Pearson airport baggage strike results in faster baggage retrieval

Well, nobody could have seen this coming. Hmm, perhaps some people. Many people, maybe.
(Shutterstock / JHVEPhoto)

MISSISSAUGA, ON—Well, nobody could have seen this coming. Hmm, perhaps some people. Many people, maybe.

Though union officials warned that a walkout undertaken by 700 baggage-handlers at Pearson airport would slow things down over the weekend, people are getting their baggage faster than ever, seemingly because everybody can do anything and everything better than an airport can.

"We think this could be attributable to a very sensible phenomenon," said Bill Shaker, a social scientist who studies airport-related phenomena, both sensible and otherwise.

"It's not that the baggage handlers aren't good at their jobs, far from it! I would never suggest that, and nobody writing a comedy article about this situation would ever be suggesting that, either," said Shaker. "No, it's because the airports are so bad.

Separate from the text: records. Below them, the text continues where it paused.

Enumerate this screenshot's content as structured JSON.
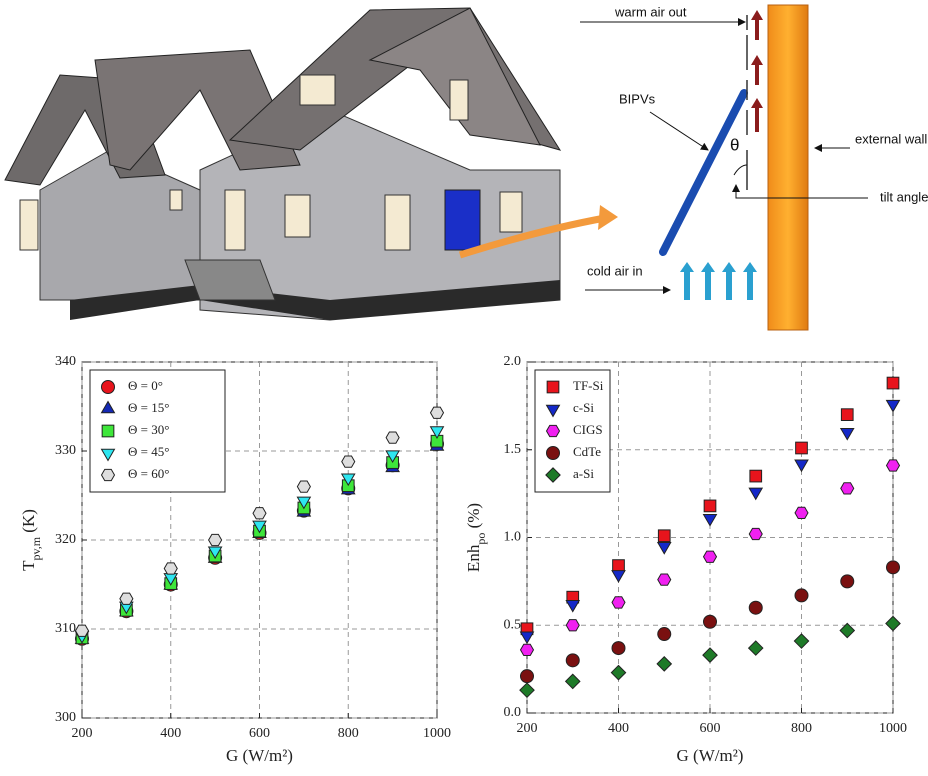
{
  "diagram": {
    "labels": {
      "warm_air": "warm air out",
      "bipv": "BIPVs",
      "theta": "θ",
      "wall": "external wall",
      "tilt": "tilt angle",
      "cold_air": "cold air in"
    }
  },
  "chart_data": [
    {
      "type": "scatter",
      "x_label": "G (W/m²)",
      "y_label": [
        "T",
        "pv,m",
        " (K)"
      ],
      "x": [
        200,
        300,
        400,
        500,
        600,
        700,
        800,
        900,
        1000
      ],
      "xlim": [
        200,
        1000
      ],
      "xticks": [
        200,
        400,
        600,
        800,
        1000
      ],
      "ylim": [
        300,
        340
      ],
      "yticks": [
        300,
        310,
        320,
        330,
        340
      ],
      "grid": true,
      "legend": "upper left",
      "series": [
        {
          "name": "Θ = 0°",
          "color": "#e8141c",
          "marker": "circle",
          "values": [
            308.9,
            312.0,
            315.0,
            318.0,
            320.8,
            323.3,
            325.8,
            328.4,
            330.8
          ]
        },
        {
          "name": "Θ = 15°",
          "color": "#1428b4",
          "marker": "triangle-up",
          "values": [
            308.8,
            311.9,
            314.9,
            317.9,
            320.7,
            323.1,
            325.6,
            328.1,
            330.5
          ]
        },
        {
          "name": "Θ = 30°",
          "color": "#3ee63a",
          "marker": "square",
          "values": [
            309.0,
            312.1,
            315.1,
            318.2,
            321.0,
            323.6,
            326.1,
            328.7,
            331.1
          ]
        },
        {
          "name": "Θ = 45°",
          "color": "#2ee6f0",
          "marker": "triangle-down",
          "values": [
            309.3,
            312.6,
            315.8,
            318.8,
            321.7,
            324.4,
            327.0,
            329.6,
            332.3
          ]
        },
        {
          "name": "Θ = 60°",
          "color": "#dedede",
          "marker": "hexagon",
          "values": [
            309.8,
            313.4,
            316.8,
            320.0,
            323.0,
            326.0,
            328.8,
            331.5,
            334.3
          ]
        }
      ]
    },
    {
      "type": "scatter",
      "x_label": "G (W/m²)",
      "y_label": [
        "Enh",
        "po",
        " (%)"
      ],
      "x": [
        200,
        300,
        400,
        500,
        600,
        700,
        800,
        900,
        1000
      ],
      "xlim": [
        200,
        1000
      ],
      "xticks": [
        200,
        400,
        600,
        800,
        1000
      ],
      "ylim": [
        0,
        2
      ],
      "yticks": [
        {
          "value": 0,
          "label": "0.0"
        },
        0.5,
        {
          "value": 1,
          "label": "1.0"
        },
        1.5,
        {
          "value": 2,
          "label": "2.0"
        }
      ],
      "grid": true,
      "legend": "upper left",
      "series": [
        {
          "name": "TF-Si",
          "color": "#e8141c",
          "marker": "square",
          "values": [
            0.48,
            0.66,
            0.84,
            1.01,
            1.18,
            1.35,
            1.51,
            1.7,
            1.88
          ]
        },
        {
          "name": "c-Si",
          "color": "#1428c8",
          "marker": "triangle-down",
          "values": [
            0.44,
            0.62,
            0.79,
            0.95,
            1.11,
            1.26,
            1.42,
            1.6,
            1.76
          ]
        },
        {
          "name": "CIGS",
          "color": "#f020f0",
          "marker": "hexagon",
          "values": [
            0.36,
            0.5,
            0.63,
            0.76,
            0.89,
            1.02,
            1.14,
            1.28,
            1.41
          ]
        },
        {
          "name": "CdTe",
          "color": "#7a1010",
          "marker": "circle",
          "values": [
            0.21,
            0.3,
            0.37,
            0.45,
            0.52,
            0.6,
            0.67,
            0.75,
            0.83
          ]
        },
        {
          "name": "a-Si",
          "color": "#1e7a28",
          "marker": "diamond",
          "values": [
            0.13,
            0.18,
            0.23,
            0.28,
            0.33,
            0.37,
            0.41,
            0.47,
            0.51
          ]
        }
      ]
    }
  ]
}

You see, there's a very reliable school of thought in my field that suggests that airports are so bad—so uncomfortable, so over-packed, so inefficient—that literally any change to them, no matter the change, will improve them immediately."

Shaker used an entertainment-related metaphor to help illustrate his point.

"It doesn't matter if it seems counterintuitive. The point is just to change something, because you have nothing to lose. Think of it as if Nicolas Cage stopped reading scripts or letting his agent accept films on his behalf, and simply started flipping a coin to decide whether to do a film. That seems silly, right? Well things were already as bad as they could get, so they will probably improve just from the change!"

At press time, the airport was toying with seeing if the planes went faster when you didn't make people show up two hours early for their flights.